A new poll shows that 52 percent of Republicans think ACORN stole the 2008 election for Obama.
I've written about voter fraud pretty extensively -- most Republicans don't know the difference between registration fraud, which is as easy as filling out a ballot application incorrectly, and voter fraud, which means actually casting a ballot. The conservative Ahabs at the Bush Justice Department spent years chasing that white whale and came up with bubkus. The latter is incredibly rare, and there isn't a single documented instance of ACORN anywhere, ever, stealing an election.
Nevertheless, like the idea that the Obama was born abroad, the myth of voter fraud persists -- only a minority of Republicans believe the president was born in the United States.

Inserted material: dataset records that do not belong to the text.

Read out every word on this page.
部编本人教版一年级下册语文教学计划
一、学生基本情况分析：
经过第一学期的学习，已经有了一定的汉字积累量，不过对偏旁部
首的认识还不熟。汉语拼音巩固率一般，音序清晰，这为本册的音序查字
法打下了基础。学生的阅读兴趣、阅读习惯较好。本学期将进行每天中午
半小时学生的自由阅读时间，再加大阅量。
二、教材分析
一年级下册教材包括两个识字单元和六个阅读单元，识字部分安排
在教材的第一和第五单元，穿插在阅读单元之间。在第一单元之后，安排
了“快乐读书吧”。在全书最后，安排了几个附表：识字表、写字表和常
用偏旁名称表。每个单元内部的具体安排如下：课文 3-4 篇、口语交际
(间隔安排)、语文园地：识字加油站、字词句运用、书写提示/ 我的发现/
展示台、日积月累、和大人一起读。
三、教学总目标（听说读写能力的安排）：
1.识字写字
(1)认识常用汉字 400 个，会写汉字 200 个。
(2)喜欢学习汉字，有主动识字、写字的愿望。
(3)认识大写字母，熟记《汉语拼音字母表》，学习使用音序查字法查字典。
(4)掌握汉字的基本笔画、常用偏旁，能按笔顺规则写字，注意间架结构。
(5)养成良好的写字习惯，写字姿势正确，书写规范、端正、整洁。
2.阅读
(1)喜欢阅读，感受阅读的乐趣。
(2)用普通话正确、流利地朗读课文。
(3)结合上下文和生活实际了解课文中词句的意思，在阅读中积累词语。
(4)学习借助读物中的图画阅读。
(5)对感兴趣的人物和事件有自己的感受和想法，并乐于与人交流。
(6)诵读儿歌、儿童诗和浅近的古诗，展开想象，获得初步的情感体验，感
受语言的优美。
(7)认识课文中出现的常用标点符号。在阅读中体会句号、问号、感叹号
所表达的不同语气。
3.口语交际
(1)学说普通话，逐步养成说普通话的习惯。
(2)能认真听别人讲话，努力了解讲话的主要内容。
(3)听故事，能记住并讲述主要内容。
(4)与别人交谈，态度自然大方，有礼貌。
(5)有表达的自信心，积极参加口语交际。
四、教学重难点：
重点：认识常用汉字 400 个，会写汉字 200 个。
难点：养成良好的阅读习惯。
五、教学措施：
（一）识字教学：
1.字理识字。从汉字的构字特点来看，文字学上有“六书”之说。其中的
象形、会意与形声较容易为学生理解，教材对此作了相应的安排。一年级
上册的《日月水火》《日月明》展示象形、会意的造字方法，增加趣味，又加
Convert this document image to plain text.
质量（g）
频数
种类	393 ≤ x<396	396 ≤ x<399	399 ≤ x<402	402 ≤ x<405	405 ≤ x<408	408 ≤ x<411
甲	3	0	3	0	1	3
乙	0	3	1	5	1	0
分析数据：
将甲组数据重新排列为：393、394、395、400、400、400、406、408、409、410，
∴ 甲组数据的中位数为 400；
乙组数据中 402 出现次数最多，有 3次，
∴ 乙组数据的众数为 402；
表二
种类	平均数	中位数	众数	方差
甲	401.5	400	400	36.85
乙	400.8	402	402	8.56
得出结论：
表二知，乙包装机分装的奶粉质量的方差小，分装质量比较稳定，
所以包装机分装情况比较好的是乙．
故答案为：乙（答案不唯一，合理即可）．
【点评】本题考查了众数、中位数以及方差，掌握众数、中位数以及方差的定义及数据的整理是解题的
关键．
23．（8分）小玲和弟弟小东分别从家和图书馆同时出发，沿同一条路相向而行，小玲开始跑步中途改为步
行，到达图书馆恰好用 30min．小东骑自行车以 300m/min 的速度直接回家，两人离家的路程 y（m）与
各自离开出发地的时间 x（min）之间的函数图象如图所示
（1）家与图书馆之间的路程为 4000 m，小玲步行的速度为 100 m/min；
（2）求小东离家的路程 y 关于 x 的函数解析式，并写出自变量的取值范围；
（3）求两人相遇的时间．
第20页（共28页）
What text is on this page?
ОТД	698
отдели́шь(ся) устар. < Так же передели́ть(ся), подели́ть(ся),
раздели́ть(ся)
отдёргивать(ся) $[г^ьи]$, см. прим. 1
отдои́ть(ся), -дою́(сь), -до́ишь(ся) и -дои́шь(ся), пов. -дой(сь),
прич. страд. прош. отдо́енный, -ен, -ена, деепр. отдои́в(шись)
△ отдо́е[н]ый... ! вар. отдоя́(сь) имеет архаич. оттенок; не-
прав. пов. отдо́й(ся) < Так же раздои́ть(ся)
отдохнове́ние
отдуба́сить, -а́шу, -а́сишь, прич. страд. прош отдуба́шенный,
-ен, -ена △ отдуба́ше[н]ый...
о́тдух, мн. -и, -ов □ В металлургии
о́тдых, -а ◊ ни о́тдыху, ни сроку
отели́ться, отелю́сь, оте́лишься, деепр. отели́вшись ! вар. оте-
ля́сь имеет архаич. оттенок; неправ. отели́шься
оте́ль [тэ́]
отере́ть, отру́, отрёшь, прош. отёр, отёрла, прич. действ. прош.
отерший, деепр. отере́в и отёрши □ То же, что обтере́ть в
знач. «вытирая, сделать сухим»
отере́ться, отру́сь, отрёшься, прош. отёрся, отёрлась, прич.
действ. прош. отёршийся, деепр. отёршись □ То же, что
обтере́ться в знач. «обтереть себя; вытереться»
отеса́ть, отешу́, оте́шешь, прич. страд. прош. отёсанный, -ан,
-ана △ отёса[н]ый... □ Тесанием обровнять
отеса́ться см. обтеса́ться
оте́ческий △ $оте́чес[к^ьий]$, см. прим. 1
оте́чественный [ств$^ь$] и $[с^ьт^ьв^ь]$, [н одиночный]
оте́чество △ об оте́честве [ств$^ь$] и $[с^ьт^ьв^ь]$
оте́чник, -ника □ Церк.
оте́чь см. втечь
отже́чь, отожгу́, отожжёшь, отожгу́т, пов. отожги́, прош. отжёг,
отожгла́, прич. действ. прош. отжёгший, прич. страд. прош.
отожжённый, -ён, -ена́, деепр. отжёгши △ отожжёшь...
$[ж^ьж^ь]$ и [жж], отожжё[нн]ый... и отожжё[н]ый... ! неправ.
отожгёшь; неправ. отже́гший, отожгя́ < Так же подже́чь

These issues are ultimately connected -- the segment of the Republican base that imagines itself as "real" Americans finds it incomprehensible that they, and their agenda, could be rejected by a majority of voters. We saw a little bit of this denial from conservative pundits insisting America is a "center-right" country immediately after the election. But for a certain group of Republicans the 2008 election caused a sense of rejection that has fermented into derangement, which is why the weepy, manic Glenn Beck has now become the right's primary ideological voice. It's why so much of that emotion is focused on a time -- right after 9/11--that people were so fearful of terrorism that the right had overwhelming political support.
The 2008 electorate was the most diverse ever--for some people, that is disenfranchisement by definition, since that means America is being increasingly populated by people who aren't "real Americans." Even if ACORN didn't steal the election, those people did, and so whether ACORN literally stole the election matters about as much as literal "death panels". It's "true enough." Hoffman workers in NY-23 mistook one of their own African-American volunteers for a member of ACORN, which wasn't even active in the district.
None of this new far right mythology actually has to make sense. As long as the frayed pieces of the puzzle can be assembled in a manner that allows this part of the right to preserve in their minds the idea that they are the authentic representation of what it means to be American, any explanation will do.